The goal is to make sure federal data is consistently protected at a high level in the cloud.
General Data Protection Regulation (GDPR)
The General Data Protection Regulation (EU) 2016/679 (GDPR) is a regulation in EU law on data protection and privacy in the European Union (EU) and the European Economic Area (EEA). The GDPR is an important component of EU privacy law and of human rights law, in particular Article 8(1) of the Charter of Fundamental Rights of the European Union. It also addresses the transfer of personal data outside the EU and EEA areas. The GDPR's primary aim is to enhance individuals' control and rights over their personal data and to simplify the regulatory environment for international business.
Health Insurance Portability and Accountability Act (HIPAA)
For a healthcare business to remain compliant with the guidelines and requirements set forth by the Health Insurance Portability and Accountability Act (HIPAA), it must safeguard its patients’ and clients’ personal information.
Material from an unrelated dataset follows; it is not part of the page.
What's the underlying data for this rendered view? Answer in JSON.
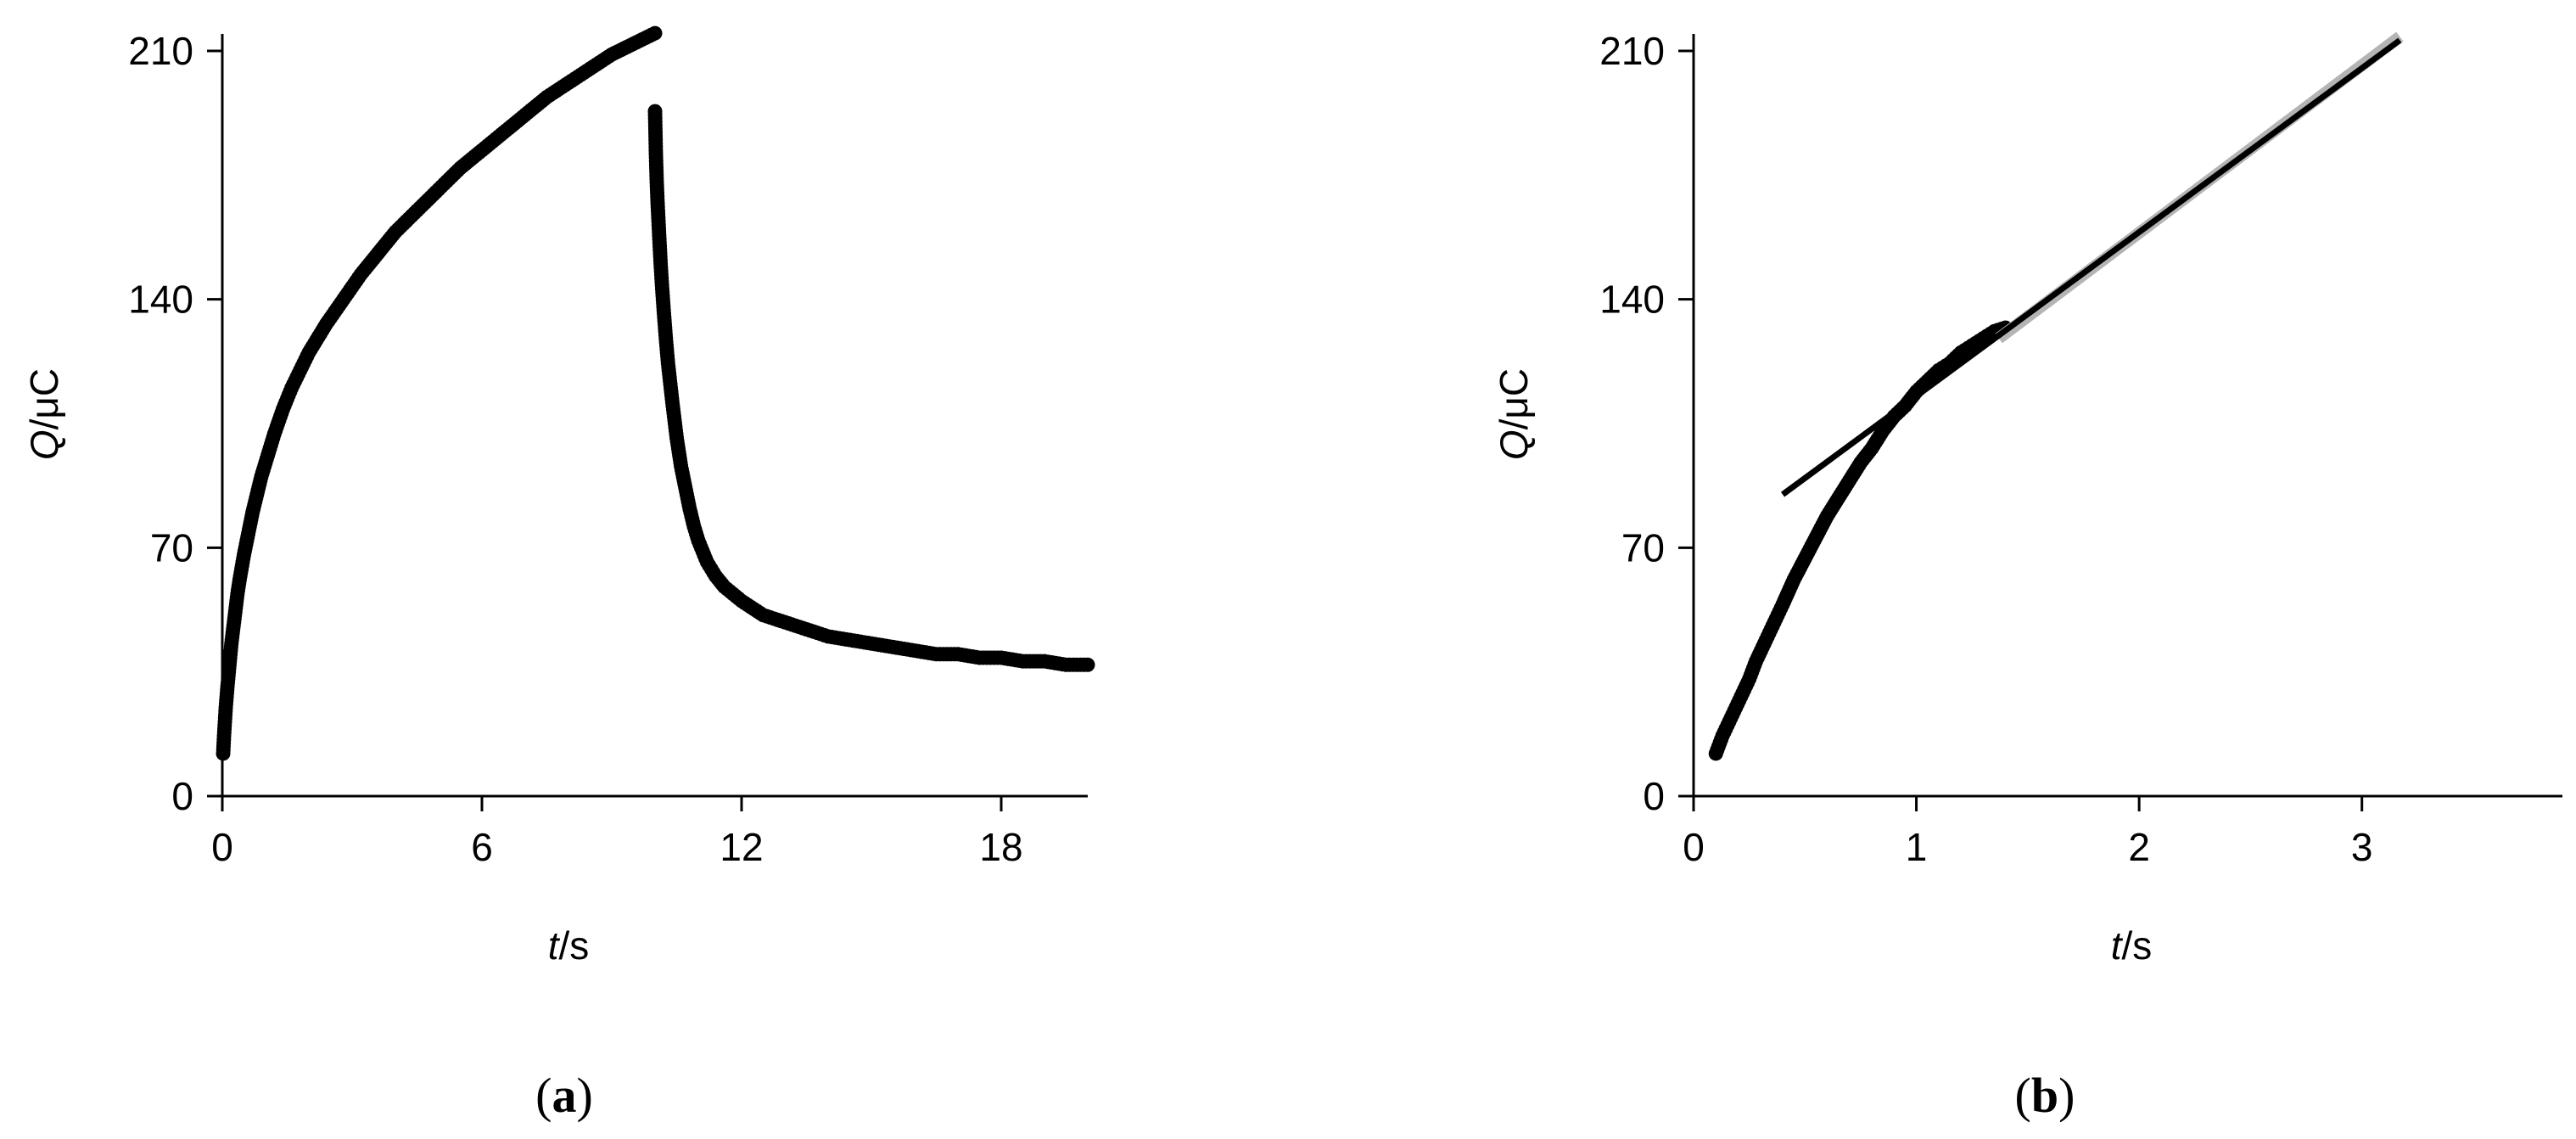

An integral policy of the U.S. Department of Health and Human Services (HHS), HIPAA is a federal law that protects sensitive health information from being disclosed without the patient’s consent or knowledge.
Information Security Management System (ISO/IEC 27701)
ISO/IEC 27701:2019 (formerly known as ISO/IEC 27552 during the drafting period) is a privacy extension to ISO/IEC 27001. The design goal is to enhance the existing Information Security Management System (ISMS) with additional requirements in order to establish, implement, maintain, and continually improve a Privacy Information Management System (PIMS). The standard outlines a framework for Personally Identifiable Information (PII) Controllers and PII Processors to manage privacy controls to reduce the risk to the privacy rights of individuals.
Information Security Management System (ISO/IEC 27001)
ISO/IEC 27001 is widely known, providing requirements for an information security management system (ISMS), though there are more than a dozen standards in the ISO/IEC 27000 family.
Information Security Management System (ISO/IEC 27017)
ISO/IEC 27017 is a security standard developed for cloud service providers and users to make a safer cloud-based environment and reduce the risk of security problems. It was published by the International Organization for Standardization (ISO) and the International Electrotechnical Commission (IEC) under the joint ISO and IEC subcommittee, ISO/IEC JTC 1/SC 27.It is part of the ISO/IEC 27000 family of standards, standards which provides best practice recommendations on information security management.